I was going to post in detail about part 2 of my dramas but will summarise instead-  To cut a long story short, my mum left my Dad, sister and I when I was 14 because by then I was 'old enough' to look after myself; she lives in Melbourne. She sends me text messages but I haven't seen her face in about three years. As a teenager I didn't think I needed her, of course! But the last few years I've been struggling with the impact that this has really had and that you don't stop needing a mum once you turn a certain age. As an adult, I've sought a relationship with her but unfortunately she has too many issues of her own to be a mother.


So now I'm moving on! 

For those of you who haven't competed before (like me) and are thinking about it, let me tell you that you are in for one emotional ride! All of us are 'emotional eaters' to some degree and dieting for an extended period means that you simply cannot turn to your usual comfort foods when stressed, bored, happy, angry, anything! It doesn't sound difficult (just saying no to foods) and most of the time it isn't- I'm lucky in a sense that I'm not really getting cravings nor envious of what other people around me are eating.  Its only those moments when something pushes your buttons and you get upset or any emotion arises- you realise that it has been your habit your whole life to reach for something to eat.

So the solution is that you must be proactive in managing stress and other emotions, there's no way around it! I love Churchill's quote- "when you're going through hell, keep going". 

Great news is I'm 11 weeks out today, on track and the posing is slowly improving, although I must constantly be reminded to suck in my tummy! (see pic! lol). We saw Jo again last Sunday and I got fitted for my suit which I'm so excited about! Ali took a couple of photos of me in the standard black suit with Jo making her adjustments which are hilarious but I'd better not post those! :) I got to see JUST HOW SMALL those procut pants are hehehehe. I also chose a couple of pieces of jewellery, these are on my nightstand for motivation.

Enough about me, the girls will be all made up already for the All Female Classic today, I soo wish I was there to cheer them on :) Best of luck to all of you- Jeh, Rae, Jadey, Casey- sorry that's all I can remember right now! All of us will be eagerly awaiting pics

xx

4 comments:

Anonymous said...

Hi babe,

I soooo get what it feels like with the situation with your mum. My mum well, she's hopeless. But if I can give you one word of advice.

It will intensify that feeling of abandonment or whatever you are feeling when you have your own children, so be aware of this. Be prepared to get help with it if you need.... with my own two children the biggest thing that i had trouble with was, "what was is wrong with me?" I love my kids so much and I cant be away from them for long without missing them teriibly, so why did my own mother treat me like that??

But I can say, you WILL get through it if everyday you remind yourself of all the wonderful things you do have and are. Not to mention all the things you are yet to experience.

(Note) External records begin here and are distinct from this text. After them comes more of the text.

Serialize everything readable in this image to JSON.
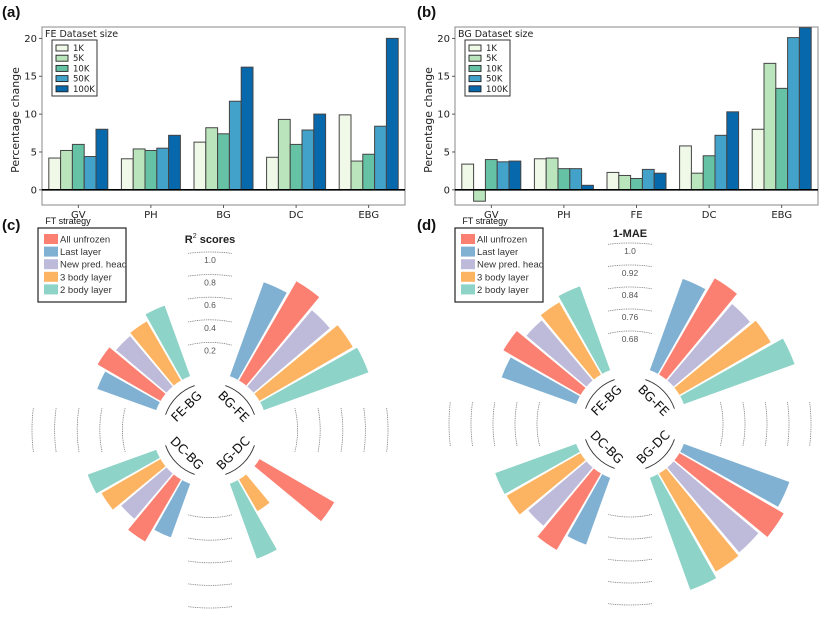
{
  "chart_data": [
    {
      "id": "a",
      "panel_label": "(a)",
      "type": "bar",
      "title": "",
      "xlabel": "",
      "ylabel": "Percentage change",
      "ylim": [
        -2,
        21.5
      ],
      "yticks": [
        0,
        5,
        10,
        15,
        20
      ],
      "legend_title": "FE Dataset size",
      "legend_position": "top-left",
      "categories": [
        "GV",
        "PH",
        "BG",
        "DC",
        "EBG"
      ],
      "series": [
        {
          "name": "1K",
          "color": "#f0f9e8",
          "values": [
            4.2,
            4.1,
            6.3,
            4.3,
            9.9
          ]
        },
        {
          "name": "5K",
          "color": "#bae4bc",
          "values": [
            5.2,
            5.4,
            8.2,
            9.3,
            3.8
          ]
        },
        {
          "name": "10K",
          "color": "#66c2a4",
          "values": [
            6.0,
            5.2,
            7.4,
            6.0,
            4.7
          ]
        },
        {
          "name": "50K",
          "color": "#43a2ca",
          "values": [
            4.4,
            5.5,
            11.7,
            7.9,
            8.4
          ]
        },
        {
          "name": "100K",
          "color": "#0868ac",
          "values": [
            8.0,
            7.2,
            16.2,
            10.0,
            20.0
          ]
        }
      ]
    },
    {
      "id": "b",
      "panel_label": "(b)",
      "type": "bar",
      "title": "",
      "xlabel": "",
      "ylabel": "Percentage change",
      "ylim": [
        -2,
        21.5
      ],
      "yticks": [
        0,
        5,
        10,
        15,
        20
      ],
      "legend_title": "BG Dataset size",
      "legend_position": "top-left",
      "categories": [
        "GV",
        "PH",
        "FE",
        "DC",
        "EBG"
      ],
      "series": [
        {
          "name": "1K",
          "color": "#f0f9e8",
          "values": [
            3.4,
            4.1,
            2.3,
            5.8,
            8.0
          ]
        },
        {
          "name": "5K",
          "color": "#bae4bc",
          "values": [
            -1.5,
            4.2,
            1.9,
            2.2,
            16.7
          ]
        },
        {
          "name": "10K",
          "color": "#66c2a4",
          "values": [
            4.0,
            2.8,
            1.5,
            4.5,
            13.4
          ]
        },
        {
          "name": "50K",
          "color": "#43a2ca",
          "values": [
            3.7,
            2.8,
            2.7,
            7.2,
            20.1
          ]
        },
        {
          "name": "100K",
          "color": "#0868ac",
          "values": [
            3.8,
            0.6,
            2.2,
            10.3,
            21.4
          ]
        }
      ]
    },
    {
      "id": "c",
      "panel_label": "(c)",
      "type": "bar",
      "subtype": "polar",
      "title": "R² scores",
      "title_main": "R",
      "title_sup": "2",
      "title_rest": " scores",
      "radial_ticks": [
        "1.0",
        "0.8",
        "0.6",
        "0.4",
        "0.2"
      ],
      "radial_tick_values": [
        1.0,
        0.8,
        0.6,
        0.4,
        0.2
      ],
      "rlim": [
        0,
        1.0
      ],
      "legend_title": "FT strategy",
      "legend_position": "top-left",
      "categories": [
        "FE-BG",
        "BG-FE",
        "BG-DC",
        "DC-BG"
      ],
      "series": [
        {
          "name": "Last layer",
          "color": "#80b1d3",
          "values": [
            0.49,
            0.82,
            null,
            0.44
          ]
        },
        {
          "name": "All unfrozen",
          "color": "#fb8072",
          "values": [
            0.58,
            0.95,
            0.7,
            0.57
          ]
        },
        {
          "name": "New pred. head",
          "color": "#bebada",
          "values": [
            0.52,
            0.82,
            null,
            0.46
          ]
        },
        {
          "name": "3 body layer",
          "color": "#fdb462",
          "values": [
            0.54,
            0.89,
            0.26,
            0.54
          ]
        },
        {
          "name": "2 body layer",
          "color": "#8dd3c7",
          "values": [
            0.6,
            0.92,
            0.64,
            0.58
          ]
        }
      ]
    },
    {
      "id": "d",
      "panel_label": "(d)",
      "type": "bar",
      "subtype": "polar",
      "title": "1-MAE",
      "radial_ticks": [
        "1.0",
        "0.92",
        "0.84",
        "0.76",
        "0.68"
      ],
      "radial_tick_values": [
        1.0,
        0.92,
        0.84,
        0.76,
        0.68
      ],
      "rlim": [
        0.6,
        1.0
      ],
      "legend_title": "FT strategy",
      "legend_position": "top-left",
      "categories": [
        "FE-BG",
        "BG-FE",
        "BG-DC",
        "DC-BG"
      ],
      "series": [
        {
          "name": "Last layer",
          "color": "#80b1d3",
          "values": [
            0.84,
            0.905,
            0.96,
            0.81
          ]
        },
        {
          "name": "All unfrozen",
          "color": "#fb8072",
          "values": [
            0.876,
            0.956,
            0.99,
            0.873
          ]
        },
        {
          "name": "New pred. head",
          "color": "#bebada",
          "values": [
            0.838,
            0.916,
            0.956,
            0.829
          ]
        },
        {
          "name": "3 body layer",
          "color": "#fdb462",
          "values": [
            0.855,
            0.935,
            0.964,
            0.862
          ]
        },
        {
          "name": "2 body layer",
          "color": "#8dd3c7",
          "values": [
            0.876,
            0.98,
            0.985,
            0.865
          ]
        }
      ]
    }
  ],
  "polar_legend_order": [
    "All unfrozen",
    "Last layer",
    "New pred. head",
    "3 body layer",
    "2 body layer"
  ]
}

Its not easy, but that is just what life is about. You will find when and if you have kids that history WILL NOT repeat itself and you will be a better mum beacuse of this experience.

wow... that was deap, hope your having a good weekend babe. Stay on the bright side :)

Raechelle said...

Too bad about your mum issues....but you're strong enough to move through it.

Saw some of your pics on facebook-coming along nicely....I'm sure with the support of your coach you will be able to triumph over those food issues.
Keep up the good work!

Kek said...

You're looking GREAT, Steph. And lucky you, having Jo to coach you with your posing...

Can't wait to see the final result, I'm sure you're going to be stunning on the day.

Nerd Girl said...

i can completely relate to you about your feelings towards your mother. I still talk to my mom, but she has been an alcoholic for years. I have been without a true "mother" since the age of about 15. Her own issues with alcohol have changed her into a new person, and i find that when im with her, I end up mothering her. She just can't take care of herself and it is really sad. Sometimes I feel better when I go weeks without seeing her, but not having a mother is very hard for a girl. Everyone wants a mom.

Back to comp stuff! Lol, are you training for bodybuilding or figure?